Senator Dräger will „die besten Köpfe aus aller Welt nach Hamburg holen“

Von EVA WEIKERT

Alle Hamburger Hochschulen sollen künftig ihre Studierenden per Bewerbungsverfahren selbst auswählen. So will es der CDU-Senat, der gestern den Entwurf eines neuen Hochschulzulassungsgesetzes verabschiedete. Die Quote der Abiturienten, die bisher nicht nach Leistung, sondern nach Wartezeit zugelassen wurden, wird von 40 auf zehn Prozent abgesenkt. Massiv reduziert werden auch Studienplätze für soziale Härtefälle. Stattdessen sollen 90 Prozent der Bewerber ein Auswahlverfahren absolvieren. Die ASten warnen, der Uni-Zugang würde dadurch erschwert. Zudem sorgen sich die Hochschulen, wie sie ohne zusätzliches Geld die aufwendige Auslese umsetzen können.

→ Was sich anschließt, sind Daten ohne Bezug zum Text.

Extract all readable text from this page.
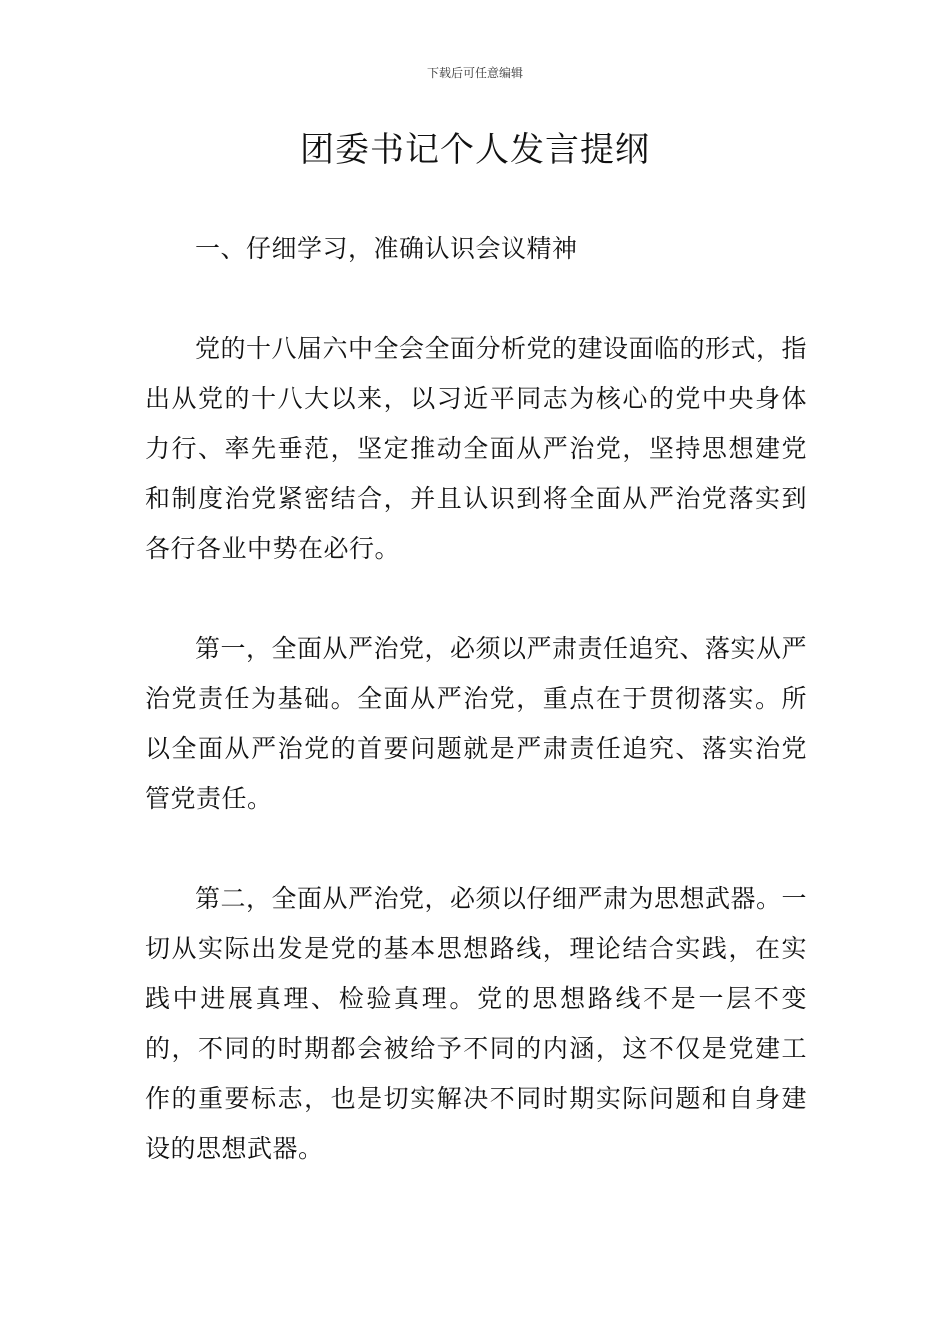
下载后可任意编辑
团委书记个人发言提纲

一、仔细学习，准确认识会议精神

党的十八届六中全会全面分析党的建设面临的形式，指出从党的十八大以来，以习近平同志为核心的党中央身体力行、率先垂范，坚定推动全面从严治党，坚持思想建党和制度治党紧密结合，并且认识到将全面从严治党落实到各行各业中势在必行。

第一，全面从严治党，必须以严肃责任追究、落实从严治党责任为基础。全面从严治党，重点在于贯彻落实。所以全面从严治党的首要问题就是严肃责任追究、落实治党管党责任。

第二，全面从严治党，必须以仔细严肃为思想武器。一切从实际出发是党的基本思想路线，理论结合实践，在实践中进展真理、检验真理。党的思想路线不是一层不变的，不同的时期都会被给予不同的内涵，这不仅是党建工作的重要标志，也是切实解决不同时期实际问题和自身建设的思想武器。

Wissenschaftssenator Jörg Dräger (parteilos) ist überzeugt, dass sich der Studienerfolg erhöht und die Zahl der Abbrecher sinkt, wenn die Hochschulen ihre Studierenden selbst aussuchen. Bisher werden in fast allen 300 Uni-Fächern die Plätze nach Numerus clausus (NC) vergeben.

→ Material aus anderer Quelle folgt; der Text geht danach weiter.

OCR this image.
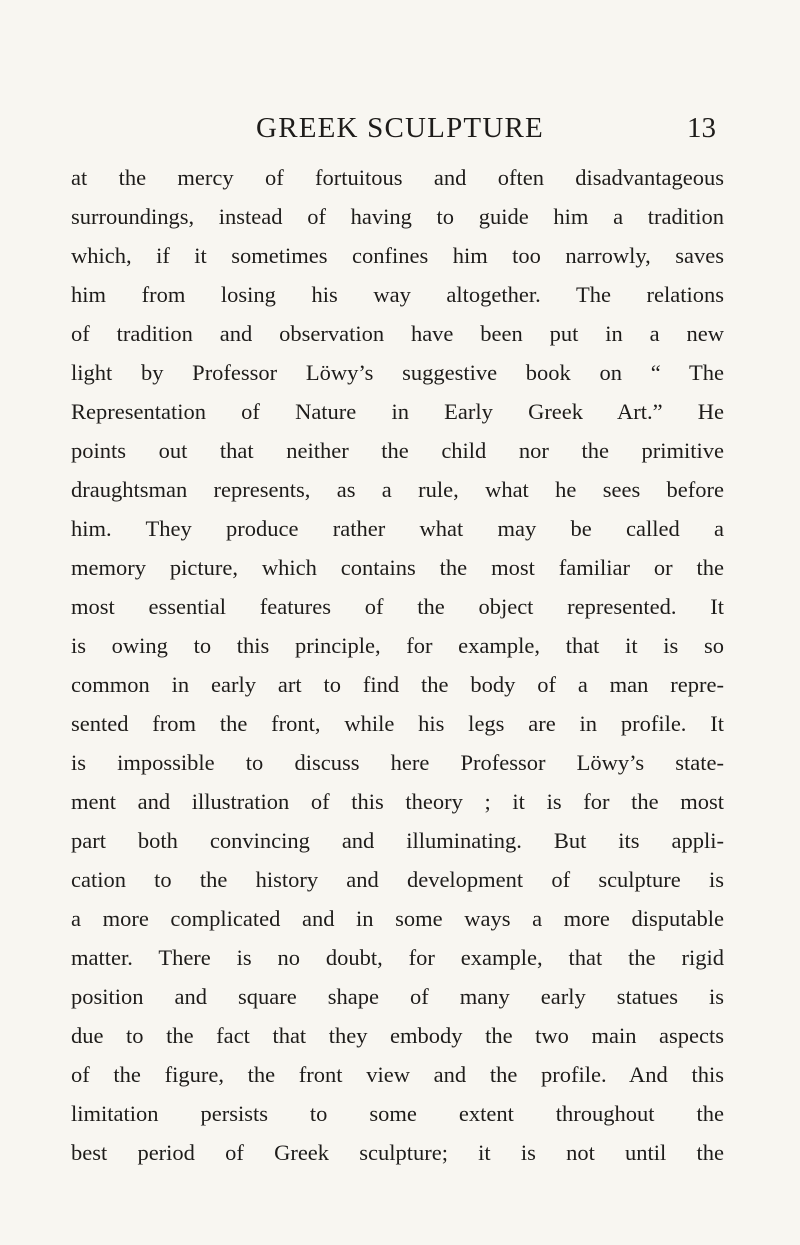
GREEK SCULPTURE	13
at the mercy of fortuitous and often disadvantageous
surroundings, instead of having to guide him a tradition
which, if it sometimes confines him too narrowly, saves
him from losing his way altogether. The relations
of tradition and observation have been put in a new
light by Professor Löwy’s suggestive book on “ The
Representation of Nature in Early Greek Art.” He
points out that neither the child nor the primitive
draughtsman represents, as a rule, what he sees before
him. They produce rather what may be called a
memory picture, which contains the most familiar or the
most essential features of the object represented. It
is owing to this principle, for example, that it is so
common in early art to find the body of a man repre-
sented from the front, while his legs are in profile. It
is impossible to discuss here Professor Löwy’s state-
ment and illustration of this theory ; it is for the most
part both convincing and illuminating. But its appli-
cation to the history and development of sculpture is
a more complicated and in some ways a more disputable
matter. There is no doubt, for example, that the rigid
position and square shape of many early statues is
due to the fact that they embody the two main aspects
of the figure, the front view and the profile. And this
limitation persists to some extent throughout the
best period of Greek sculpture; it is not until the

Als neue Auswahlkriterien für 90 Prozent der Bewerber sollen künftig auch Einzelnoten zählen sowie praktische Erfahrungen oder berufliches Vorwissen. „Wir wollen die besten Köpfe aus aller Welt nach Hamburg holen“, so Dräger. „Befähigung und Neigung“ für einen Studiengang, erklärt Staatsrat Roland Salchow (CDU), solle durch Auswahltests oder schriftliche Motivationsnachweise überprüft werden.

Nur noch wenige Bewerber kommen ohne Leistungsnachweis über die Wartezeit oder als „Härtefälle“ an die Uni. Dazu zählten Abiturienten, für die ein Studienplatz außerhalb Hamburgs etwa aus gesundheitlichen oder wirtschaftlichen Gründen unzumutbar ist. Bisher haben die Hochschulen selbst bestimmt, wie viele Plätze sie „Härtefällen“ vorbehalten. Dräger senkt die Quote jetzt auf einheitlich fünf Prozent – an der Uni schrumpft sie damit auf ein Viertel des bisherigen Kontingents.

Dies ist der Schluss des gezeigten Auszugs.